For years, game developers of all sizes relied on the Steam network to sell their games and related wares. In exchange for a significant cut of all revenue, Steam would give those developers access to thousands of customers anxious to download the latest puzzler or shoot ‘em up.
In December, Valve, which runs Steam, lowered its cut of developer revenues—provided the developers made over $10 million. If you’re an indie developer, in other words, you’re stuck paying Valve its longtime fee of 30 percent of your earnings. In a posting on Valve’s community forum, the company insisted that the benefits of the cuts would nonetheless trickle down to developers of all sizes: “Successful games and their large audiences have a material impact on those network effects.”
The cuts were clearly intended to entice mega-developers such as Electronic Arts and Activision Blizzard to place their ultra-popular games on Steam. But there are new signs that those massive firms don’t find Valve’s revenue adjustments enticing: according to The Verge, Ubisoft plans to bring The Division 2, the sequel to its hit open-world game, to the new online storefront set up by Epic Games, which also created the Unreal game-development platform that many tech pros rely upon (not to mention the ultra-popular Fortnite game, seen in the image above).
Launched in December, Epic Games’ online store takes only a 12 percent cut of gaming revenues. “As a developer ourselves, we have always wanted a platform with great economics that connects us directly with our players,” Epic CEO Tim Sweeney said about the economics in an interview at the time. Not only is that lower than Valve’s cut—it’s also better than the 30 percent that Apple’s App Store and Google Play demand from game developers.

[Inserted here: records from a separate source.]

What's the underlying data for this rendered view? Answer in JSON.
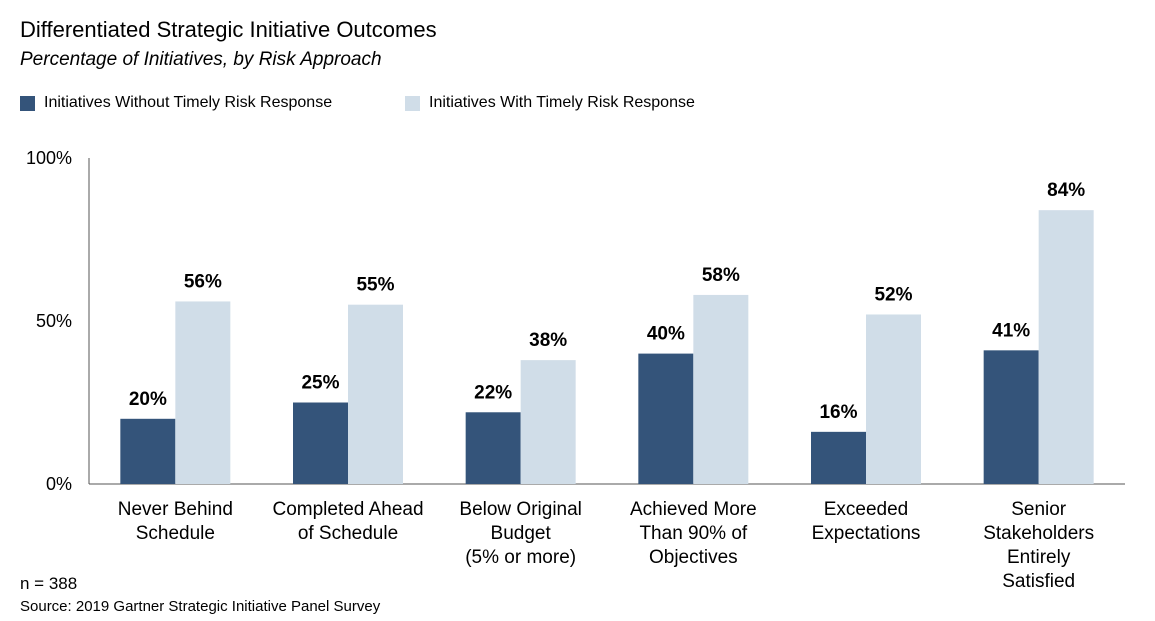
{
  "title": "Differentiated Strategic Initiative Outcomes",
  "subtitle": "Percentage of Initiatives, by Risk Approach",
  "footnote": "n = 388",
  "source": "Source: 2019 Gartner Strategic Initiative Panel Survey",
  "colors": {
    "without": "#34547a",
    "with": "#d0dde8",
    "axis": "#555555"
  },
  "chart_data": {
    "type": "bar",
    "title": "Differentiated Strategic Initiative Outcomes",
    "subtitle": "Percentage of Initiatives, by Risk Approach",
    "xlabel": "",
    "ylabel": "",
    "ylim": [
      0,
      100
    ],
    "yticks": [
      0,
      50,
      100
    ],
    "ytick_labels": [
      "0%",
      "50%",
      "100%"
    ],
    "legend_position": "top-left",
    "grid": false,
    "categories": [
      [
        "Never Behind",
        "Schedule"
      ],
      [
        "Completed Ahead",
        "of Schedule"
      ],
      [
        "Below Original",
        "Budget",
        "(5% or more)"
      ],
      [
        "Achieved More",
        "Than 90% of",
        "Objectives"
      ],
      [
        "Exceeded",
        "Expectations"
      ],
      [
        "Senior",
        "Stakeholders",
        "Entirely",
        "Satisfied"
      ]
    ],
    "series": [
      {
        "name": "Initiatives Without Timely Risk Response",
        "values": [
          20,
          25,
          22,
          40,
          16,
          41
        ],
        "labels": [
          "20%",
          "25%",
          "22%",
          "40%",
          "16%",
          "41%"
        ]
      },
      {
        "name": "Initiatives With Timely Risk Response",
        "values": [
          56,
          55,
          38,
          58,
          52,
          84
        ],
        "labels": [
          "56%",
          "55%",
          "38%",
          "58%",
          "52%",
          "84%"
        ]
      }
    ]
  }
}
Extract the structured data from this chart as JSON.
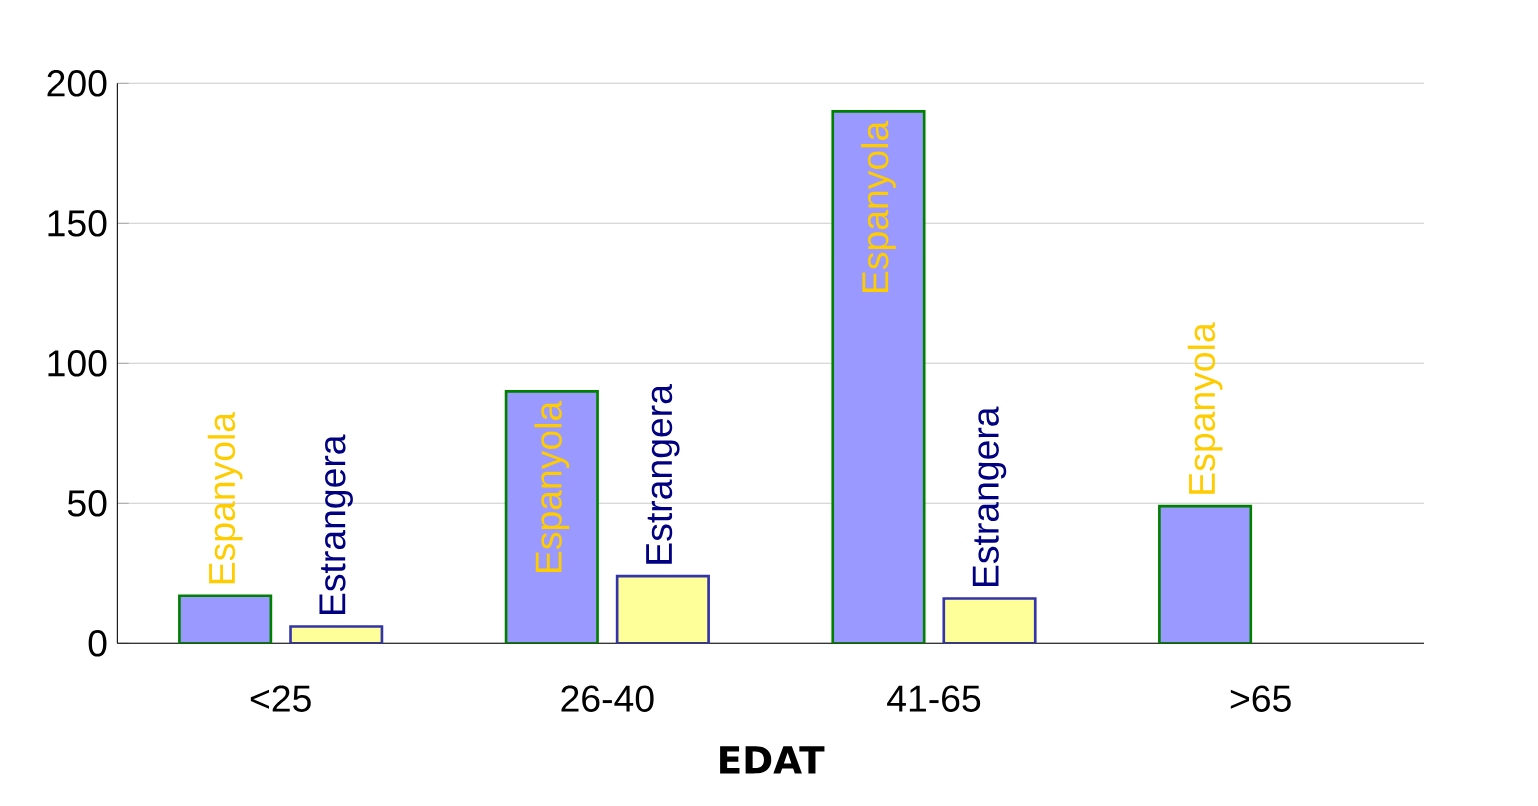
{
  "chart_data": {
    "type": "bar",
    "xlabel": "EDAT",
    "categories": [
      "<25",
      "26-40",
      "41-65",
      ">65"
    ],
    "series": [
      {
        "name": "Espanyola",
        "color": "#9999ff",
        "values": [
          17,
          90,
          190,
          49
        ]
      },
      {
        "name": "Estrangera",
        "color": "#ffff99",
        "values": [
          6,
          24,
          16,
          null
        ]
      }
    ],
    "ylim": [
      0,
      200
    ],
    "yticks": [
      0,
      50,
      100,
      150,
      200
    ],
    "grid": "y"
  }
}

Here’s the trailer for The Division 2. As you can see, it’s the sort of thing that takes an army of tech pros a couple of years (and many millions of dollars) to create; placing it on the Epic Games’ storefront is not a random experiment or small bet:
There’s every chance that The Division 2 (which launches March 15) could attract other big games to the Epic storefront, especially if it does well. But the real game here (so to speak) might take place among smaller developers; if gamers flock to Epic (and stay there), it could give developers a chance to take home more cash from their hard work. Would that, in turn, convince Valve to further lower its fees? That’s a much harder question to answer.